La démarche de Michel Lemay, en s’ancrant dans une empirie minutieuse mais sélective, apporte un éclairage puissant – et sans concession – sur les dérives de certains médias traditionnels. L’auteur mentionne en ce sens que si son ouvrage est basé sur des histoires pouvant être qualifiées « d’extrêmes, ou du moins atypiques » (p. 407), ces reportages, parce qu’ils sont issus de « la même chaîne de montage que l’ensemble de l’information […] ont donc quelque chose de symptomatique » (ibid.).

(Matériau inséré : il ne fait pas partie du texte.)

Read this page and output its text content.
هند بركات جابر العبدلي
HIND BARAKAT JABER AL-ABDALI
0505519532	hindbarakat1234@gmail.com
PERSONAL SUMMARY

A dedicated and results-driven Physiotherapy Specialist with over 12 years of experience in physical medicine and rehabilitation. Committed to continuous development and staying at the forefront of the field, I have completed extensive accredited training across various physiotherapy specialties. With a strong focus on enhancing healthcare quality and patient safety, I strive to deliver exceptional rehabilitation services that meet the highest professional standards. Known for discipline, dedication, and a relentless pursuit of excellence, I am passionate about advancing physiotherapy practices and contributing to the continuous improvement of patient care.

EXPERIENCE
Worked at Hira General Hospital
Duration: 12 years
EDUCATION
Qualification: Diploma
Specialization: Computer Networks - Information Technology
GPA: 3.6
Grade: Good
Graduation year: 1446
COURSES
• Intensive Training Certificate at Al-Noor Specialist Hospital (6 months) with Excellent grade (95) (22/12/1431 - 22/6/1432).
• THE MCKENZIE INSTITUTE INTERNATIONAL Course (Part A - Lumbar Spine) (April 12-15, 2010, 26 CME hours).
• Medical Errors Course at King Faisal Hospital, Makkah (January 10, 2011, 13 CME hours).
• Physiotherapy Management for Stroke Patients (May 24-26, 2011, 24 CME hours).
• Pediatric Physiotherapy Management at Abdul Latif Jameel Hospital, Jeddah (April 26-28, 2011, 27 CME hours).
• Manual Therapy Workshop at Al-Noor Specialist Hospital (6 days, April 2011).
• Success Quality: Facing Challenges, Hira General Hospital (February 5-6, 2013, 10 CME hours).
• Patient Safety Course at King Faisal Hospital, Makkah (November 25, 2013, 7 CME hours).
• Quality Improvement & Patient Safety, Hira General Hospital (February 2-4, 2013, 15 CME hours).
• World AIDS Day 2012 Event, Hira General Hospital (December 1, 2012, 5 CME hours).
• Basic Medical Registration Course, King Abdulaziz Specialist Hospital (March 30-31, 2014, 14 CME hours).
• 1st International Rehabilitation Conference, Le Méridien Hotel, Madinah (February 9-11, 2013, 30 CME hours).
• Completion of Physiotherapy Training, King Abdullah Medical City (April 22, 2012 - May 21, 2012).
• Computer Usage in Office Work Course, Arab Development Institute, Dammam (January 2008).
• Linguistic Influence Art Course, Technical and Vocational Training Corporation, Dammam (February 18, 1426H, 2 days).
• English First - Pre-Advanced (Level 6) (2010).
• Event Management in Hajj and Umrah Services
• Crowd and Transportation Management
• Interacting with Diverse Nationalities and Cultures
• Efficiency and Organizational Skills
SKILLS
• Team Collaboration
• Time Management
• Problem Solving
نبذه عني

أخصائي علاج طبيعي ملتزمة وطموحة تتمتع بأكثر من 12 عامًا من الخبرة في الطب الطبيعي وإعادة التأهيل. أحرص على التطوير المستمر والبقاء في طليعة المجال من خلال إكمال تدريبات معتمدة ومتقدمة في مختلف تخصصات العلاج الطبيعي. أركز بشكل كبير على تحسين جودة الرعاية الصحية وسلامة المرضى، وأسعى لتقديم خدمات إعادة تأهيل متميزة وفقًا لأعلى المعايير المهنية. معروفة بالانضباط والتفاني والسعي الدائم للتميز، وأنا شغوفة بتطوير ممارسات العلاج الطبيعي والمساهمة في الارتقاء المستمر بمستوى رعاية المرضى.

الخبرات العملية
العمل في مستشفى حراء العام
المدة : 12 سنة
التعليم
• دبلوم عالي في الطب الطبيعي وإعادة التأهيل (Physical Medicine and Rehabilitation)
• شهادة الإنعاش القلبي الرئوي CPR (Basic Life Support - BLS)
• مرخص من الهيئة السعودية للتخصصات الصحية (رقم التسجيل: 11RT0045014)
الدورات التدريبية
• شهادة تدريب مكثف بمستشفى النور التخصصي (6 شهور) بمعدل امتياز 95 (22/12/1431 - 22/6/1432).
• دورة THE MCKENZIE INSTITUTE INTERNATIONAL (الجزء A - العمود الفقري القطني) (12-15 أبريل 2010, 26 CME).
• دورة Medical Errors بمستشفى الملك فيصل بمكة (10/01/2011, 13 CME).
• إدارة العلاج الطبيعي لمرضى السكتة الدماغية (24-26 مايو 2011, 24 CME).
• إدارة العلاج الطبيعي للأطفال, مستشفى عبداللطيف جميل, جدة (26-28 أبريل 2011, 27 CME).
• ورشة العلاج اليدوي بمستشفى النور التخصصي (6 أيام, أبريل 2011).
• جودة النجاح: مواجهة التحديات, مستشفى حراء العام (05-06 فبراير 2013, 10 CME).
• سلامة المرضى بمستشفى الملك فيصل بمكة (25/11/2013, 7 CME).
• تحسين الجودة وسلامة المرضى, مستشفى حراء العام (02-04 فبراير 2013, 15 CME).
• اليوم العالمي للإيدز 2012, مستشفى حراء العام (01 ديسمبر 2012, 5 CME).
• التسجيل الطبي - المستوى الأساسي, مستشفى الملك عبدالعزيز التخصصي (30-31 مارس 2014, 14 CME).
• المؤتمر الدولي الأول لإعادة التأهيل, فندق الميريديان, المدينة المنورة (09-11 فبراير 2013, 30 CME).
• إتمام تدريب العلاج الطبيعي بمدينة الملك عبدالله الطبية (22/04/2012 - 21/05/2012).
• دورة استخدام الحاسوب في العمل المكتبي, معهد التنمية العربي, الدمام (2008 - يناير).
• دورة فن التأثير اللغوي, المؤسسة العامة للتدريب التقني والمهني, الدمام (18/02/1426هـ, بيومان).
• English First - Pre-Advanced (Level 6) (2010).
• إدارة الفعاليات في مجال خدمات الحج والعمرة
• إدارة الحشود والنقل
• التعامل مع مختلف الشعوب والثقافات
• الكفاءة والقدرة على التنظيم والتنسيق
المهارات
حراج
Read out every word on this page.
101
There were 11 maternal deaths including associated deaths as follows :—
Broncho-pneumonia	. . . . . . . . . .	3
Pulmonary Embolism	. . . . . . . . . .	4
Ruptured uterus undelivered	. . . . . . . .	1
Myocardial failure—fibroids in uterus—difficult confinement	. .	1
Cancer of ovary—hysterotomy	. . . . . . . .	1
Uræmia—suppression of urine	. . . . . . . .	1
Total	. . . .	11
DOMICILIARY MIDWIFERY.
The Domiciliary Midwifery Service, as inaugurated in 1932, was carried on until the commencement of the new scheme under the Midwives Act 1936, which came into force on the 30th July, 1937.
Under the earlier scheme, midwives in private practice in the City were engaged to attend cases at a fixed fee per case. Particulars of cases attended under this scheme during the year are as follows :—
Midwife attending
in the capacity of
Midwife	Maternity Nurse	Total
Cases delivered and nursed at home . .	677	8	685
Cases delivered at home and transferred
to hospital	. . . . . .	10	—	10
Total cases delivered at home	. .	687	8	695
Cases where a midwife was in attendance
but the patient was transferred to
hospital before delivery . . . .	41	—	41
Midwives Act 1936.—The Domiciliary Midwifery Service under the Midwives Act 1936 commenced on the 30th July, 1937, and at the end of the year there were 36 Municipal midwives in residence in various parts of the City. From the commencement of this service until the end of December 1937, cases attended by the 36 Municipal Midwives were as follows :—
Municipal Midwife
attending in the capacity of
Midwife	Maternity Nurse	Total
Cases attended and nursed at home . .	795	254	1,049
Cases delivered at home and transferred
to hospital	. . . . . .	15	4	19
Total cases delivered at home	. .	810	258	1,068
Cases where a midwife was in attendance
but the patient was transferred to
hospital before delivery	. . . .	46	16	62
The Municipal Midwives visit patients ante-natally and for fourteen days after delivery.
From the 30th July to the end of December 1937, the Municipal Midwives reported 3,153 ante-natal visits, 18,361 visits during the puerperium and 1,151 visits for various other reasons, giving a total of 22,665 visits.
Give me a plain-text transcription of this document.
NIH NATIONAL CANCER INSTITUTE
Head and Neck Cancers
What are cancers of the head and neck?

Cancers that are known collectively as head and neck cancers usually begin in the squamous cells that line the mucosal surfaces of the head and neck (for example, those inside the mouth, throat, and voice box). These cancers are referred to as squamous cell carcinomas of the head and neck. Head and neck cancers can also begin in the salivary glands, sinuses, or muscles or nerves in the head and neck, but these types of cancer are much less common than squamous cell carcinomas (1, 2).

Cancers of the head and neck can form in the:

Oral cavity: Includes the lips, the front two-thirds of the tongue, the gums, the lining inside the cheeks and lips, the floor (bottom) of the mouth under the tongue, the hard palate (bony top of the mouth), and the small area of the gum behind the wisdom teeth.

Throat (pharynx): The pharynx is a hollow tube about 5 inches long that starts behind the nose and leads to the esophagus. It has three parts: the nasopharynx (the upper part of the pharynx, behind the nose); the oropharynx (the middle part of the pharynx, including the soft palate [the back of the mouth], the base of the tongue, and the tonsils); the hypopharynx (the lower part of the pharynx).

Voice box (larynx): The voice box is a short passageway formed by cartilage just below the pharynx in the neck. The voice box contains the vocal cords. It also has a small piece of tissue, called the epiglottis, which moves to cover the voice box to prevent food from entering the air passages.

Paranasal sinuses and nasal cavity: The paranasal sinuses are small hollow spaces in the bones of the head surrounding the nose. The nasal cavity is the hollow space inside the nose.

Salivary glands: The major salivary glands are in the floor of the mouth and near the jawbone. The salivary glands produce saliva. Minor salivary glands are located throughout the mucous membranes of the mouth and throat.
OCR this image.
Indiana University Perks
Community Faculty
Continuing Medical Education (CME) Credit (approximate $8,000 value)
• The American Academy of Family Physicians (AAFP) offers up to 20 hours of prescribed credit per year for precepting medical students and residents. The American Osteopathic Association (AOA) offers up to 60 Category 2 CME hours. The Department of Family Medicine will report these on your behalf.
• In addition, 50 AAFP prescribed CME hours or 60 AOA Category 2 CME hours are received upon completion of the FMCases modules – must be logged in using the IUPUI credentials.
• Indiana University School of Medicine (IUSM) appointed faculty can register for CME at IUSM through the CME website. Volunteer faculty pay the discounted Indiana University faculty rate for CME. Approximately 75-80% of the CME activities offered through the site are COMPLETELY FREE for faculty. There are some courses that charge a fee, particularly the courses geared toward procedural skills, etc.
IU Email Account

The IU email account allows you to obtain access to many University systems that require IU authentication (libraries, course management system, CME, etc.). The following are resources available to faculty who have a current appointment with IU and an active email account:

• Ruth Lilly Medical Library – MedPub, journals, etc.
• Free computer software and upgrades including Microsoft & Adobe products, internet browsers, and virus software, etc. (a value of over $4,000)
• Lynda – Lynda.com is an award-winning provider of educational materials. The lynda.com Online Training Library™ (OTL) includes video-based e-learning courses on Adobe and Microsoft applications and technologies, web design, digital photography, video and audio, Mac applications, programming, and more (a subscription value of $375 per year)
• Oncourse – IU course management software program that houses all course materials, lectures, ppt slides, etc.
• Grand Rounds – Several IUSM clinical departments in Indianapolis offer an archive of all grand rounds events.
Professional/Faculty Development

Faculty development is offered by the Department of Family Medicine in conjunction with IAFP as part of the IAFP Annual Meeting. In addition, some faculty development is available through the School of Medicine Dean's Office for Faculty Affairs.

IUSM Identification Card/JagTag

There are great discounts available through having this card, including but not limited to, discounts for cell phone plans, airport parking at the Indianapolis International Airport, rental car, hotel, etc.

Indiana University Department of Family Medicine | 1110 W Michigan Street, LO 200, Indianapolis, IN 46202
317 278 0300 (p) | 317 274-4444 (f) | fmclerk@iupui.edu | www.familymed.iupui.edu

Dans une réflexion mélangeant pédagogie, observations et critiques, il exhorte les journalistes à se départir de leur fausse naïveté et à se souvenir du poids de leurs responsabilités vis-à-vis des sociétés démocratiques. Celles-ci, conclut-il « ont les électeurs que leurs médias fabriquent. Il serait grand temps que les journalistes s’en mêlent » (p.421). 

Michel Lemay (2022). Intox. Journalisme d’enquête, désinformation et « cover-up ». Montréal : Éditions Québec Amérique, 432 p.

Julie Gramaccia est professeure adjointe au département
de communication de l’Université d’Ottawa.




Référence de publication (ISO 690) : GRAMACCIA, Julie. Michel Lemay – Intox : Journalisme d’enquête, désinformation et « cover-up ». Les Cahiers du journalisme - Recherches, 2022, vol. 2, n°8-9, p. R189-R191.